Gaël Giraud: «Vous savez qu'officiellement en zone euro, la garantie des comptes de dépôts c'est 100 000 euros par compte. Donc, votre compte en banque, il est garanti jusqu'à 100.000 euros par compte et par habitant dans une banque. Donc, si vous avez 150 000 euros, par exemple, la banque vous dit : " Nous, on vous garantit jusqu'à 100 000 euros. Et puis, si jamais on fait faillite, l'Etat va vous donner les 100 000 euros, et puis le reste, ce sera tant pis pour vous. " En fait, même, les 100 000 euros l'Etat n'est pas capable de rembourser cela. Donc, en réalité, l'Etat n'est pas capable de tenir la garantie publique, des comptes de dépôts si c'est une grosse banque.»
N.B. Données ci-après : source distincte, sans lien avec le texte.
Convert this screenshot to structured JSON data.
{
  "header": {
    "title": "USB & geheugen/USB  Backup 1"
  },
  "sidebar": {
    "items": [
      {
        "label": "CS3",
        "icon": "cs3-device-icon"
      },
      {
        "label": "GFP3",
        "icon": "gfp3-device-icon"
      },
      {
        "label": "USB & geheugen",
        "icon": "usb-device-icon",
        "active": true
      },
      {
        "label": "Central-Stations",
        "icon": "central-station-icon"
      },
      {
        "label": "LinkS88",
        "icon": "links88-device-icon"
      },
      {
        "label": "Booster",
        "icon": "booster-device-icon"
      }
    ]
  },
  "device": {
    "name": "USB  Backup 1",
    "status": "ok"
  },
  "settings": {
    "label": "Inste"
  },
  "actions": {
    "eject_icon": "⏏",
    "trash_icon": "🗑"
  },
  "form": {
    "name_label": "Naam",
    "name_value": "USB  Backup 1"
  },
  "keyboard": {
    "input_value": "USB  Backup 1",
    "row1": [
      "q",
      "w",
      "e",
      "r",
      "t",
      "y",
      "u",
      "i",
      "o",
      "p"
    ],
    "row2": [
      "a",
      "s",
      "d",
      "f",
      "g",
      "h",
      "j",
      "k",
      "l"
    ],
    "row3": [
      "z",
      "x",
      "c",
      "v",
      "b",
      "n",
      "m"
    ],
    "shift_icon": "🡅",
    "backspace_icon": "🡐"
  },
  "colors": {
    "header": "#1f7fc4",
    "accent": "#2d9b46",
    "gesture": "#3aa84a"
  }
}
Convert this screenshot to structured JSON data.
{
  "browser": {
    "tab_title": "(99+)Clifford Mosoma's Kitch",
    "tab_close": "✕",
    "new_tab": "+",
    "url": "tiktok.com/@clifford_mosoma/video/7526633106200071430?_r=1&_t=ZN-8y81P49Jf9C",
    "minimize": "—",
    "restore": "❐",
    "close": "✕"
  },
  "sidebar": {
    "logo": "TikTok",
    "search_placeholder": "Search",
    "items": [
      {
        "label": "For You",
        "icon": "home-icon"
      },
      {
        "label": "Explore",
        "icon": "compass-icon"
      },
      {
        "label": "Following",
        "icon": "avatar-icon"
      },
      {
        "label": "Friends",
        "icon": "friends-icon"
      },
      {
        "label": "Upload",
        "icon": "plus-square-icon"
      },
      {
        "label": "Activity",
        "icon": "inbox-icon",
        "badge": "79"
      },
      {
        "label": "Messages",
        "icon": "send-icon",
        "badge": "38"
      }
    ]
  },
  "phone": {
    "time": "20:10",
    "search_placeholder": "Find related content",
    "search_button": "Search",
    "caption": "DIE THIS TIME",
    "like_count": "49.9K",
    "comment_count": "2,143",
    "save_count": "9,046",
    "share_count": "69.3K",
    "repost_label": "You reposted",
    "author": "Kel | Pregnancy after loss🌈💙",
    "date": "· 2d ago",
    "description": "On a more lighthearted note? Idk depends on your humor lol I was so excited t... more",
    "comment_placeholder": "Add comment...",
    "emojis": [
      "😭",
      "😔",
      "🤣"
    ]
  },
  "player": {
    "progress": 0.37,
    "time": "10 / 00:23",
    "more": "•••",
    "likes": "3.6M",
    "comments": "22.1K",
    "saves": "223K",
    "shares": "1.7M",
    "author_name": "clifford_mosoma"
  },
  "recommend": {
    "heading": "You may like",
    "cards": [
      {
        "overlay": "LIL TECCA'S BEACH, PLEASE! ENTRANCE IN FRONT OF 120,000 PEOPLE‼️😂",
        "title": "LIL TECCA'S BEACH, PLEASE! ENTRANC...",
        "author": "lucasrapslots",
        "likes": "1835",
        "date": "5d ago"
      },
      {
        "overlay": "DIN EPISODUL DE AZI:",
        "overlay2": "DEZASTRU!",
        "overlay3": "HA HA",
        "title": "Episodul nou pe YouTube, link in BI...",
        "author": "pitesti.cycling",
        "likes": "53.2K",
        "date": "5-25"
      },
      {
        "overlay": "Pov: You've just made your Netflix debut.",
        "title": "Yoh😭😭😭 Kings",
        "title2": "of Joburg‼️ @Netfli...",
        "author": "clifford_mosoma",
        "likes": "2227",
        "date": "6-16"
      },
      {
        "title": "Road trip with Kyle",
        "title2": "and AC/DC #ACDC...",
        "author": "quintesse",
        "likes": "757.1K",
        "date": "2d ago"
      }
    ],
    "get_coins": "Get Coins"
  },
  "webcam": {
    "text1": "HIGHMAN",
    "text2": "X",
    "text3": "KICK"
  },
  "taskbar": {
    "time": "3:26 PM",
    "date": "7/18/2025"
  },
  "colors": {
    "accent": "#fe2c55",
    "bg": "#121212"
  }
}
«Ils vont rapatrier leur monnaie chez eux, la mettre sagement sous leur matelas»

Gaël Giraud: «Je vous donne un exemple, en 2010, de mémoire, le secteur bancaire chypriote a fait naufrage, totalement. Et donc, en principe, l'Etat devait activer la garantie publique sur les comptes de dépôts chypriotes. Il y a eu un commissaire européen qui a dit : Vous savez, ça va coûter vachement cher, en fait, on n'a pas tellement les moyens de faire ça. " Et il a fait une conférence de presse dans laquelle il a dit : " Écoutez, moi, je m'interroge. Est-ce qu'il faut vraiment tenir coûte que coûte à cette garantie publique sur les comptes de dépôts ? " Et puis, le soir même, il s'est fait appeler par les banquiers qui lui ont dit : " Mon ami, tu vas tout de suite faire un démenti. " Pourquoi ? Parce que si les Français, les Allemands, les Italiens, les Belges comprennent qu'en fait, leurs comptes de dépôts ne sont pas garantis, qu'est-ce qu'ils vont faire ? Ils vont rapatrier leur monnaie chez eux, la mettre sagement sous leur matelas pour ne pas dépendre des banques en faillite. Mais s'ils font ça, ils provoquent la faillite des banques. Ce qu'on appelle le " bank run ", c'est-à-dire le retrait, la course aux guichets pour retirer son argent c'est la hantise des banques. C'est majoritairement comme ça qu'une banque fait très vite faillite en quelques jours.»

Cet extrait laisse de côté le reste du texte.